O encanto do livro está precisamente no seu falhanço: Mário de Carvalho sabe o que quer – tudo; entrar com confiança de quem consegue, cheio de brilhos de escritor, e o que comove é ver como está errado. Mário de Carvalho luta como um inocente, quer domesticar a Humanidade inteira e está convencido de que vai conseguir açaimá-la num livro. Para o provar, veja-se a dimensão dos temas: das três partes, Tebas, Navio e Mariana, temos quase três géneros diferentes. A primeira trata da busca por uma cidade encantada, Tebas, que cruza tempos bíblicos e tempos modernos, sábios medievais e guerreiros clássicos, um tanto à moda da Torre de Barbela. É um relato cheio de peripécias, no passo de Fernão Mendes Pinto, em que cabem situações picarescas, contos dentro de contos com o ressaibo moral das histórias Orientais, e aparições em catadupa do mais ilustre panteão da Humanidade.
Na segunda parte, trata da argonáutica experiência do narrador, embarcado numa espécie de nave dos loucos, cheia de diálogos semi-filosóficos com marinheiros tão idiossincráticos quanto se possa imaginar, abundante em visões e derivações surrealizantes. Na terceira, por fim, da dispersão histórica à confusão geográfica, chegamos a um cenário habitado apenas por Mariana, uma personagem perturbadora, que poisa o romance frenético num fim contemplativo, de dureza psicológica a que a multiplicidade de elementos das outras partes já não permite escapar.
É muito, é demais, nem tudo se percebe e nem tudo parece bem percebido. A fronteira entre as ideias vulgares ataviadas de manhas estilísticas e as ideias engraçadas é ténue; porém, como se disse, nem é a grandiosa síntese da Humanidade nem os raciocínios subtis que dão força ao romance. O que verdadeiramente o alimenta é a grandeza das suas ambições fracassadas, que cria uma corruptela de Universo com muita graça.

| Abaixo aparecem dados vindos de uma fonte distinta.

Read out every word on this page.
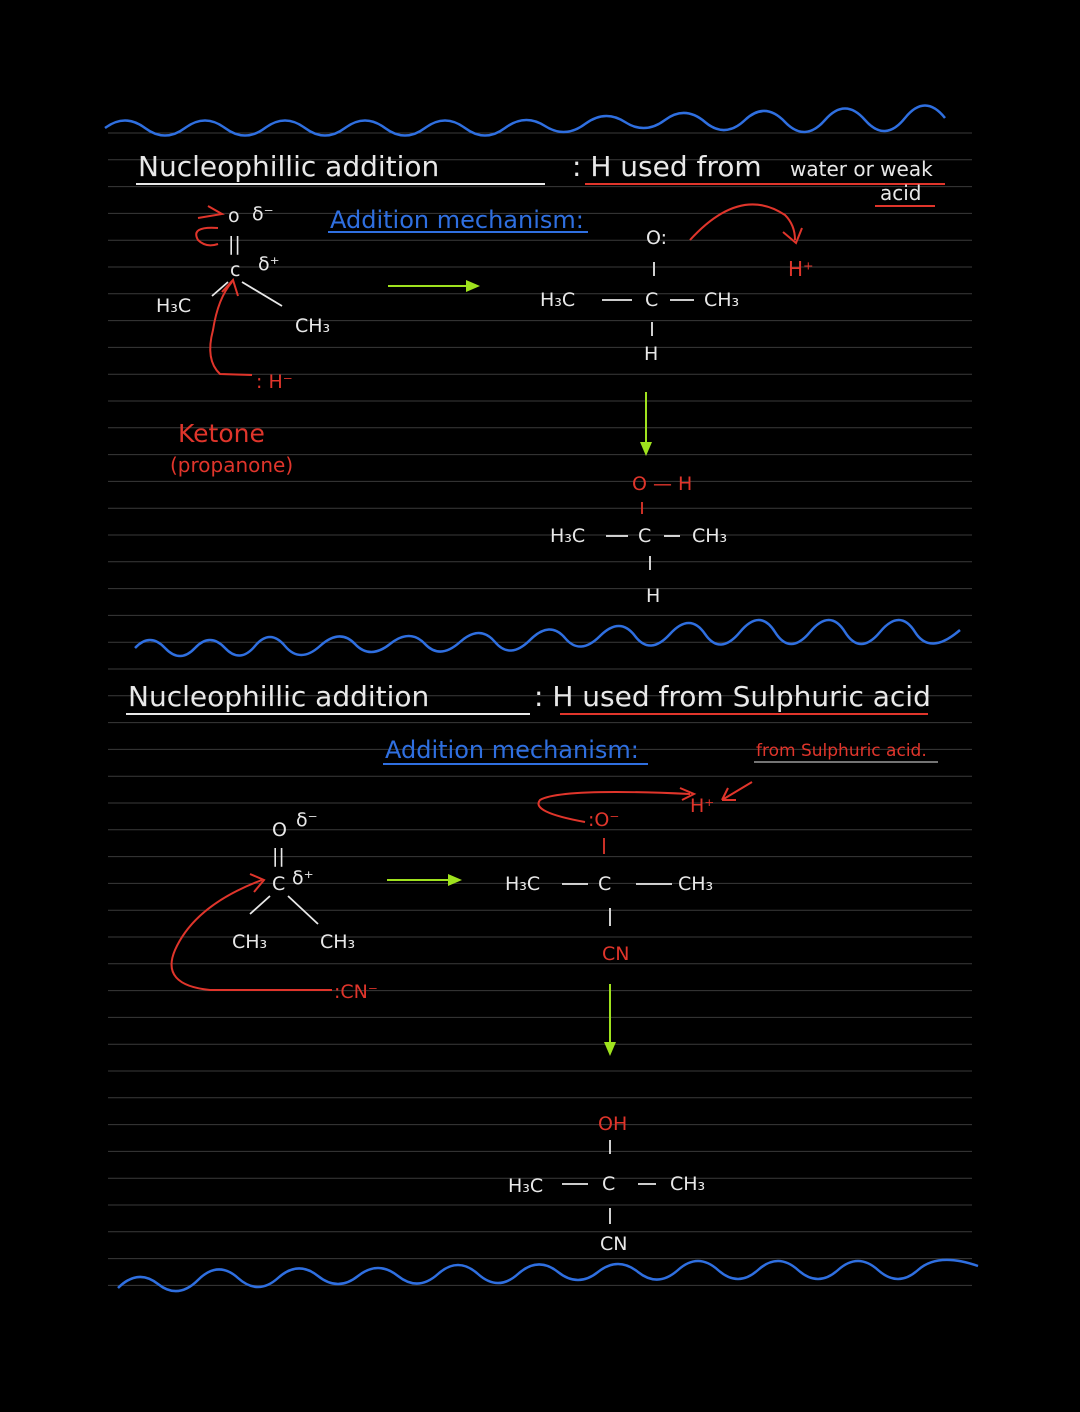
Nucleophillic addition	: H used from water or weak
acid
Addition mechanism:
o δ⁻
||
c δ⁺
H₃C
CH₃
: H⁻
Ketone
(propanone)
O:
H₃C	C CH₃
H
H⁺
O — H
H₃C	C CH₃
H
Nucleophillic addition	: H used from Sulphuric acid
Addition mechanism:	from Sulphuric acid.
O δ⁻
||
C δ⁺
CH₃	CH₃
:CN⁻
:O⁻
H⁺
H₃C	C	CH₃
CN
OH
H₃C	C	CH₃
CN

O Livro Grande de Tebas Navio e Mariana lembra, em tudo, um presépio. No colorido do ambiente, na representação do mundo buliçoso, confuso, na possibilidade de nos perdermos em cenas marginais, na coabitação despreocupada de mundos e tempos diferentes, nos figurinos que juntam pormenores de mestre e defeitos de amador, na inocência e na forma ora tosca, ora verdadeira, ora humilde, ora ambiciosa, como o Homem tenta representar algo maior do que ele. No caso do presépio, representar Deus; no caso de Mário de Carvalho, as suas ambições. Em caso nenhum será uma representação fiel e acabada; mas do jovem Mário de Carvalho não se pode dizer que fosse um mau escritor – apenas que não estava à altura de si próprio.
Carlos Maria Bobone é licenciado em Filosofia. Colabora no site Velho Critério.